There's no medical need for a 24-hour waiting period. And especially if the patient has to go out of state, especially if the 24-hour clock will not start until the patient is out of state and standing in an office, then you're usually going to look at a day of travel and then start the 24 hour clock when they arrive. And then often they'll need cervical dilation or surgical preparation procedures, which may take 24 hours. And then you have the procedure after that. So between travel and administrative boundaries, that can turn into days. And if it turns into days, then even patients who have the economic means to do so may not be able to do so, if it means time away from family or time away from work. But that's the fetal half.
The maternal half was stressful and not straightforward. If you're looking at the potential need to end a pregnancy for maternal health indications, those are usually circumstances in which the patient's not going to be able to travel. SB 23 listed five maternal health exceptions. There was language regarding health and life, but the language was vague and certainly we did not receive a lot of specific guidance.
For example, what would we do if we had a pregnant patient who had cancer? The word "cancer" did not appear anywhere in SB 23. The Attorney General issued a "explainer" on SB 23 also did not include the word cancer. So what you do with patients who have cancer is unclear. And likewise, there was an affidavit which was issued in conjunction with a ruling from the judge in Cincinnati placing the injunction on SB 23, which detailed two patients in the states who were pregnant and had cancer and did not receive cancer care.
That's so horrific. Last year, going back to the fetal part, you said going down the path of being forced to carry a fetus with a lethal anomaly would be an "unequivocal nightmare" for you. It sounds like you had to face that nightmare scenario within those three months then?
"It's not some sort of cruel mistake. It's difficult to even conceive of. It really does feel like there's a legal definition of torture. It feels like it would meet that bar."
I can't really talk about specific patients or circumstances, but I can say definitely that my colleagues in Ohio did. In media reports, which are public, there were reports of patients with birth defects, serious ones, as well as publicly available cases of the old birth defects in other states, such as Florida and Texas and other areas where they had to be forced to continue.
And I certainly know talking to colleagues in many of those similar states and those have been in the circumstances that they have been in. It's definitely occurring. We definitely knew that it would occur. Again, this was explicitly written into the law. It's not some sort of cruel mistake. Or something along those lines. It's difficult to even conceive of. It really does feel like there's a legal definition of torture. I'm not a lawyer, but it feels like it would meet that bar.

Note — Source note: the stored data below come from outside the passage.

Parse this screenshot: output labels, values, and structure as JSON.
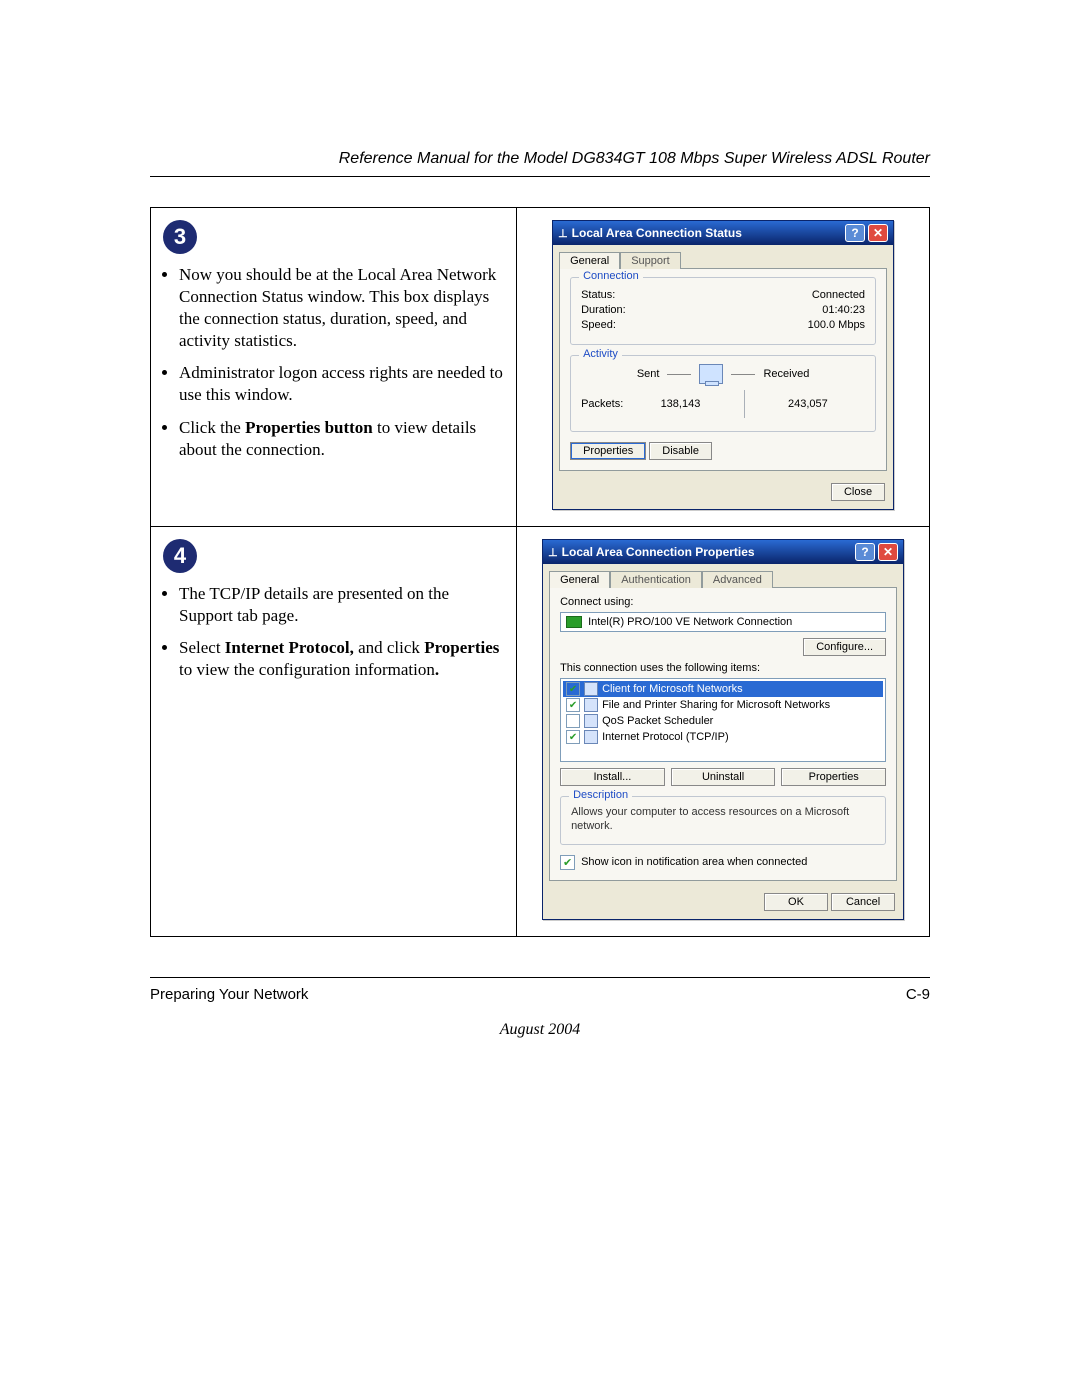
{
  "runningHead": "Reference Manual for the Model DG834GT 108 Mbps Super Wireless ADSL Router",
  "footer": {
    "left": "Preparing Your Network",
    "right": "C-9",
    "date": "August 2004"
  },
  "step3": {
    "badge": "3",
    "bullets": {
      "b0": "Now you should be at the Local Area Network Connection Status window. This box displays the connection status, duration, speed, and activity statistics.",
      "b1": "Administrator logon access rights are needed to use this window.",
      "b2a": "Click the ",
      "b2b": "Properties button",
      "b2c": " to view details about the connection."
    }
  },
  "step4": {
    "badge": "4",
    "bullets": {
      "b0": "The TCP/IP details are presented on the Support tab page.",
      "b1a": "Select ",
      "b1b": "Internet Protocol,",
      "b1c": " and click ",
      "b1d": "Properties",
      "b1e": " to view the configuration information",
      "b1f": "."
    }
  },
  "statusDialog": {
    "title": "Local Area Connection Status",
    "tabs": {
      "general": "General",
      "support": "Support"
    },
    "connection": {
      "legend": "Connection",
      "statusLabel": "Status:",
      "statusValue": "Connected",
      "durationLabel": "Duration:",
      "durationValue": "01:40:23",
      "speedLabel": "Speed:",
      "speedValue": "100.0 Mbps"
    },
    "activity": {
      "legend": "Activity",
      "sent": "Sent",
      "received": "Received",
      "packetsLabel": "Packets:",
      "sentValue": "138,143",
      "recvValue": "243,057"
    },
    "buttons": {
      "properties": "Properties",
      "disable": "Disable",
      "close": "Close"
    }
  },
  "propsDialog": {
    "title": "Local Area Connection Properties",
    "tabs": {
      "general": "General",
      "auth": "Authentication",
      "adv": "Advanced"
    },
    "connectUsing": "Connect using:",
    "adapter": "Intel(R) PRO/100 VE Network Connection",
    "configure": "Configure...",
    "itemsLabel": "This connection uses the following items:",
    "items": {
      "i0": "Client for Microsoft Networks",
      "i1": "File and Printer Sharing for Microsoft Networks",
      "i2": "QoS Packet Scheduler",
      "i3": "Internet Protocol (TCP/IP)"
    },
    "itemChecked": {
      "i0": true,
      "i1": true,
      "i2": false,
      "i3": true
    },
    "buttons": {
      "install": "Install...",
      "uninstall": "Uninstall",
      "properties": "Properties"
    },
    "descLegend": "Description",
    "descText": "Allows your computer to access resources on a Microsoft network.",
    "showIcon": "Show icon in notification area when connected",
    "ok": "OK",
    "cancel": "Cancel"
  }
}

What do you wish more people understood about where we are one year post-Dobbs?
Everything that we worried about would come true. SB 23 was debated in Ohio back in 2019. It was passed in 2019. And then it was just held up in injunction until the Dobbs decision.
I wrote an editorial against it in 2019, which was published in the Columbus Dispatch and I was curious the other day, and I pulled my 2019 editorial, I read it and everything came true. All of the bad things which we said would happen, happened.